How many people visit your web site each day?

What percentage of them either buy something from you or get in touch to ask about your service as a result of their visit?

Shame on you if you don’t know the answers to these simple but important questions!

The main purpose of a web site is to get more customers. Simple as that.

So, if someone visits your site but decides that they won’t take any action immediately (e.g. they move on to look at your competitors’ sites), wouldn’t you like to have the opportunity to give them a reminder about your products/services before they have forgotten about you completely?

The answer is Remarketing, or retargeting as it is sometimes called.

For simplicity I’m just going to discuss Remarketing as it applies to Google, but it also works on the likes of Bing and Facebook.

It’s an online tool that gives an advertiser the opportunity to have a second bite of the cherry after someone has left their site without taking any action.

To be clear, it is anonymous.
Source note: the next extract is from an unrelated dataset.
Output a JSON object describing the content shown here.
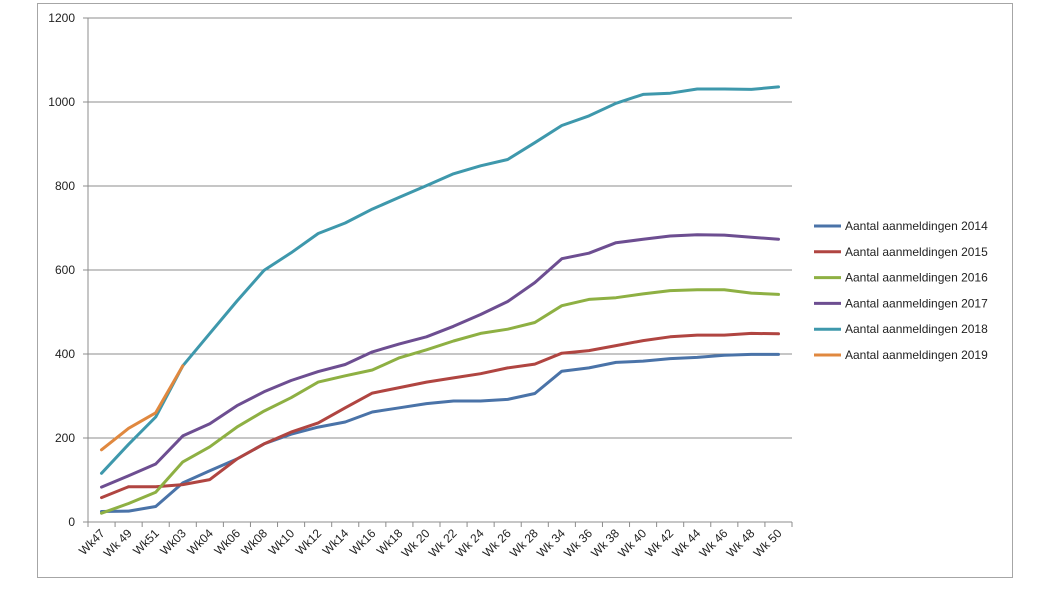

So as an advertiser you don’t get to find out that Mrs Jones from 35 West Heath Gardens, Blandford has just been browsing your site.
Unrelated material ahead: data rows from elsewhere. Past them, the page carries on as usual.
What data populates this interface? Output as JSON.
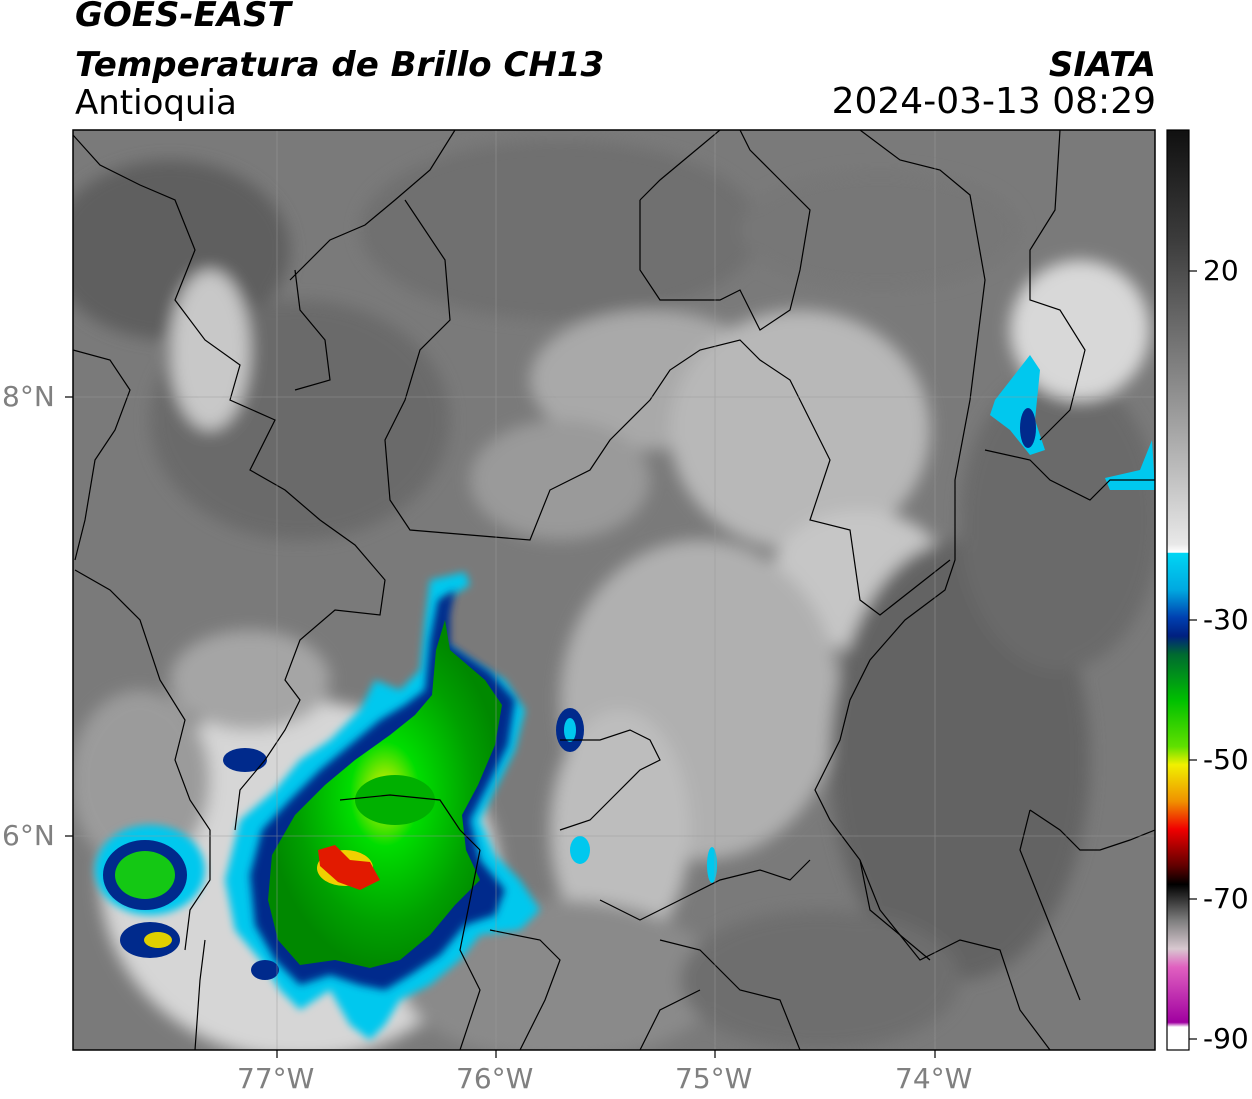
{
  "header": {
    "satellite": "GOES-EAST",
    "product": "Temperatura de Brillo CH13",
    "region": "Antioquia",
    "organization": "SIATA",
    "timestamp": "2024-03-13 08:29"
  },
  "map": {
    "lon_ticks": [
      "77°W",
      "76°W",
      "75°W",
      "74°W"
    ],
    "lat_ticks": [
      "8°N",
      "6°N"
    ],
    "grid": true
  },
  "colorbar": {
    "ticks": [
      "20",
      "-30",
      "-50",
      "-70",
      "-90"
    ],
    "colors": {
      "warm": "#3a3a3a",
      "neutral": "#f4f4f4",
      "cyan": "#00d2ee",
      "blue": "#003090",
      "green": "#00c000",
      "yellow": "#f0f000",
      "red": "#e00000",
      "black": "#101010",
      "magenta": "#a000a0"
    }
  }
}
However, what it does let you do is to show Mrs Jones an ad about your business when she is looking at some other sites. This can either be a basic text ad or an ad with graphics and words, or even an ad with moving components.

Not only will this jog Mrs Jones’ memory but it may also enhance your business credibility in her eyes. Her perception may be that your company is successful enough to be able to advertise on other sites and is therefore worth a second look.

This a fairly simple example of the opportunities that Remarketing brings.

At the other end of the spectrum, you may have been searching online for a new fountain pen, and got as far as adding it to a shopping basket on executivepens.com.

Then at the crucial moment you get distracted, and you’ve moved on to do something different.

A couple of days later you happen to be browsing your favourite weather forecast site when, out of the blue, an ad catches your attention. It contains a picture of the very same pen as you were just about to buy before you got distracted.

It’s a no-brainer. You click the ad. Out comes your credit card and the purchase is made. The pen is on its way to you and Executive Pens have gained a new customer.

Wearing your IT hat, you may be wondering how it all works. A cookie gets automatically added to the visitor’s PC or device, which Google recognises and then shows what it believes to be a relevant ad.

Wearing your finance hat, you are probably wondering if this is going to blow the budget. Usually the cost of somebody clicking on a remarketing ad is less than that of a click on Google Adwords.

But the most important thing to remember is that Remarketing ads only get shown to people who have already visited your website. So if they click through to it again, they are almost certainly interested in what you are offering.

Changing hats to marketing manager this time, you could be thinking that this Remarketing stuff is all very well, but how often do people click on these types of ads.

Every advertiser is different and so is every market. However, even if you have just a couple of click-throughs for every hundred times that your ads are shown, you will be doing okay.

Don’t forget that if they don’t click, you don’t pay.

One client who has an amazing 34% click-through ratio. So by showing the right ads to the right people at the right time you can really start to make Remarketing work for you.

Finally you might like to switch hats again. “It’s really annoying. Every time I go to another site I get stalked by the same ads from a site I was on weeks ago.”

There’s no denying that this can be very frustrating. However it is easy to put a limit on the number of times each day that ads are displayed to ex-visitors. Similarly the time period can also be adjusted to an appropriate level.

This means that a much more subtle Remarketing campaign can be delivered. The key here is to remember that Remarketing should not be stalking. Instead it should be reminding and prompting, otherwise prospects will never turn into customers.

Google Adwords are the ‘sponsored’ (or paid for) ads that are shown above the organic results and on the right hand side of the page after a search has been made on Google.

The reason for bringing Adwords into the equation is that you need to have an account with them before you can set up Remarketing campaigns. It’s free to have an account, although you will have to pay Google for the cost of any clicks.

Do you have to run conventional text ads as well? No, not if you don’t want to.

Remarketing works for all visitors to your site regardless of how they got there, whether that be by clicking on a Google ad, or via an organic search (i.e. clicking on one of the ‘free’ listings), or even from typing in the name of the web site directly into the address bar of their browser.

The secret to success is to be as targeted as possible.

For example, if your site sells widgets, you could just remarket the same generic message to anyone who had visited it.

Alternatively if you sell red, blue and green widgets, you might have a separate page that gives information about each different widget.

Suppose someone had typed ‘green widgets’ into Google and clicked on a link to the green widgets page on your site from the results that Google served.

Wouldn’t it make far more sense to use Remarketing to show that visitor an ad specifically about green widgets, rather than the generic ad?

Google is extremely sophisticated in what it can do with Remarketing, and whilst it is possibly not the easiest thing in the world to set up, it is certainly a very useful weapon to have in your marketing armoury.